Arrête de dire des bêtises ! »
Et comme le Gel
raidissait leurs mains, elles les glissèrent sous leur manteau
et reprirent :
« Tête de
bois, sale teigne ! Tu ne sais même pas filer ! — Et toi,
vantarde, qu'est-ce que tu sais faire ? Courir de veillée en
veillée et t'empiffrer. On voit bien qui il choisira ! »
Tout en débitant
ainsi sornette après sornette, les deux jeunes filles
grelottaient pour de bon. D'une même voix, elles s'écrièrent
: « Quelle brute ! Mais que fait-il donc ? Pourquoi tarde-t-il
? Tu es toute bleue de froid ! »
Soudain, dans le
lointain, le Gel se mit à craquer et à claquer, tout en
sautant de sapin en sapin. Les jeunes filles l'entendirent approcher
:
« Tu entends,
Paracha, le voilà qui arrive dans un traîneau avec des
clochettes ! — Laisse-moi, bourrique ! Je n'entends rien, je pèle
de froid ! — Et tu veux te marier ! »
Elles se mirent à
souffler sur leurs doigts. Le Gel se rapprochait. Enfin, le voilà
sur le pin au-dessus des jeunes filles. Il dit :
« Vous avez
chaud, jeunes fille, vous avez chaud, belles filles ? Vous avez
chaud, mes chéries ? — — Oh, Gel, comme nous avons froid ! Nous gelons à attendre un fiancé qui ne vient pas,
maudit soit-il ! »
Le Gel descendit,
craquant et claquant de plus belle :
« Vous avez
chaud, jeunes filles ? Vous avez chaud, belles filles ? — Va donc
au diable ! Tu es aveugle, ma parole ! Tu ne vois pas qu'on ne sent
même plus nos mains et nos pieds tellement ils sont gourds ! »
« Vous avez
chaud jeunes filles ? — Puisses-tu aller à tous les diables,
maudit ! » Et les jeunes filles se pétrifièrent.
Au matin, la vieille
dit à son homme : « Tu vas atteler
le traîneau fermé, le vieux ! Tu le garniras d'une botte
de foin et de la pelisse. Pour sûr que les petites n'ont pas
chaud, dehors il fait un froid de canard ! Et dépêche-toi,
espèce empoté ! »
Elle ne le laissa pas
finir de manger. Il prit la route. Il arrive au pin, trouve ses
filles, mortes. Il les met dans le traîneau, les recouvre de la
pelisse et d'une autre natte. Apercevant le vieux qui revient, la
vieille court à sa rencontre en criant : « Où
sont les petites , — Dans le traîneau »
La vieille écarte
la natte, pousse la fourrure, voit les corps.
Alors, comme l'orage,
elle se déchaîna contre le vieux :
« Qu'as-tu fait,
vieux bandit , Tu as tué mes petites, mes filles chéries,
mes jolies graines, mes beaux fruits rouges ! Attends que j'attrape
la fourche pour te frapper, le tisonnier pour te massacrer ! »
« Assez vieille
folle ! C'est toi qui t'es laissée tenter par la richesse !

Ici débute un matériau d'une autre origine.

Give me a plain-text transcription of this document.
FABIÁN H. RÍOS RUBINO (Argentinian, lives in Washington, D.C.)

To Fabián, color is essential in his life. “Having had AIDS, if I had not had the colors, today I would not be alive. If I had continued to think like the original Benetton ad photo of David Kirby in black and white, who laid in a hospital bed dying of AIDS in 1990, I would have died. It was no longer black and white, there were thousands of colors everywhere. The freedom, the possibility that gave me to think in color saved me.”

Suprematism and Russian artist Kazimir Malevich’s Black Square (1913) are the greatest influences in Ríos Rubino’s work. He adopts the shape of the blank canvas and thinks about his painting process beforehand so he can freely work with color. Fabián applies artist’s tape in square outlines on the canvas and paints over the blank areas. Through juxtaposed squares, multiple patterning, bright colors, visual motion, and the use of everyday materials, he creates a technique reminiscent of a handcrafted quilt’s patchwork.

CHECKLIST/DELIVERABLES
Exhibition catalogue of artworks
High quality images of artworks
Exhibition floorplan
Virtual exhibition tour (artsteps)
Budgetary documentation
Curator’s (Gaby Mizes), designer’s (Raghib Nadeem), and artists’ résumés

Quant à tes filles, elles l'ont payée cher, leur
mauvaise tête ! Moi, je n'y suis pour rien, tout cela, c'est
toi qui l'as voulu ! »
À la noce je suis allé, de l'hydromel et de la vodka j'ai voulu goûter, sur mes moustaches ils ont coulé, dans ma bouche rien n'est tombé !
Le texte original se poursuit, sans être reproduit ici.